Écrit par : Christine / | 20/03/2014

à PP

> Je développe mes interrogations suite à ta question.
Nous cherchons à analyser une problématique et à y répondre par des "solutions", pour obtenir des résultats : "rendre l'Evangile de nouveau audible".
Mais je me questionne : ne devons-nous pas nous désencombrer de cette recherche de l'efficacité ? Ne nous voile-t-elle pas l'essentiel ? Quelle est la valeur de ces raisonnements ? Ils en ont une, assurément, mais cette valeur est-elle élevée du point de vue qui nous occupe vraiment, à savoir Dieu ?
Je me questionne là-dessus depuis une conversation que j'ai eue avec un ami prêtre. Je tenais mes raisonnements et, un peu comme ce qui est cité dans la note, je déclinais mes 4 ou 5 points. Il me dit : "Mais pourquoi cherchez-vous à obtenir un résultat ?" Je lui dis : "Mais enfin, nous devons évangéliser !" Il me rétorqua : "Ce ce serait déjà pas mal de devenir ce que nous sommes". Je n'ai pas bien compris mais ça m'a poursuivi pendant 15 jours. Plus tard, je lui ai demandé ce que voulait dire "devenir ce que nous sommes". Il m'a répondu : "C'est déployer dans nos vies concrètes le beau, le grand et le vrai que nous contemplons dans le Christ". Là encore, je n'ai pas saisi immédiatement comment cela pouvait se traduire.

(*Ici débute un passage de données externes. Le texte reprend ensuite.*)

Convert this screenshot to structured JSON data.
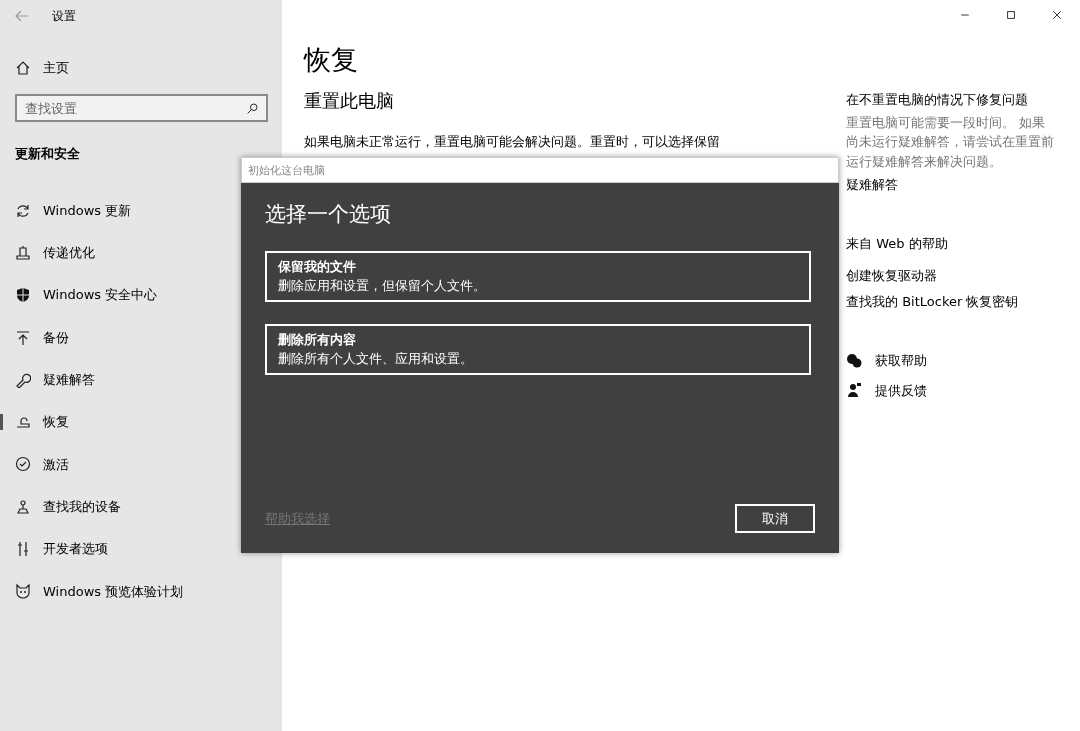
{
  "window": {
    "title": "设置"
  },
  "sidebar": {
    "home": "主页",
    "search": {
      "placeholder": "查找设置"
    },
    "section": "更新和安全",
    "items": [
      {
        "label": "Windows 更新",
        "selected": false
      },
      {
        "label": "传递优化",
        "selected": false
      },
      {
        "label": "Windows 安全中心",
        "selected": false
      },
      {
        "label": "备份",
        "selected": false
      },
      {
        "label": "疑难解答",
        "selected": false
      },
      {
        "label": "恢复",
        "selected": true
      },
      {
        "label": "激活",
        "selected": false
      },
      {
        "label": "查找我的设备",
        "selected": false
      },
      {
        "label": "开发者选项",
        "selected": false
      },
      {
        "label": "Windows 预览体验计划",
        "selected": false
      }
    ]
  },
  "main": {
    "title": "恢复",
    "subtitle": "重置此电脑",
    "body": "如果电脑未正常运行，重置电脑可能会解决问题。重置时，可以选择保留"
  },
  "aside": {
    "fix_title": "在不重置电脑的情况下修复问题",
    "fix_body": "重置电脑可能需要一段时间。 如果尚未运行疑难解答，请尝试在重置前运行疑难解答来解决问题。",
    "fix_link": "疑难解答",
    "web_title": "来自 Web 的帮助",
    "web_links": [
      "创建恢复驱动器",
      "查找我的 BitLocker 恢复密钥"
    ],
    "actions": [
      "获取帮助",
      "提供反馈"
    ]
  },
  "dialog": {
    "title": "初始化这台电脑",
    "heading": "选择一个选项",
    "options": [
      {
        "title": "保留我的文件",
        "description": "删除应用和设置，但保留个人文件。"
      },
      {
        "title": "删除所有内容",
        "description": "删除所有个人文件、应用和设置。"
      }
    ],
    "help_link": {
      "label": "帮助我选择",
      "disabled": true
    },
    "cancel": "取消"
  }
}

Alors, j'ai médité ce terme "contempler" qui n'est pas très présent dans ma vie spirituelle. J'ai repensé à Josemaria qui disait "Nous sommes des contemplatifs dans le monde". Puis j'ai repensé à BXVI aux Bernardins nous racontant comment ces moines avaient cherché Dieu sans vouloir aucun résultat visible. Et ils ont répandu Dieu, et ils ont même créé une culture admirable qui allait imprégner la société et marquer l'histoire. Mais tout cela sans l'avoir cherché. D'une certaine manière, ils ont "déployé le beau, le grand et le vrai qu'ils contemplaient dans le Christ".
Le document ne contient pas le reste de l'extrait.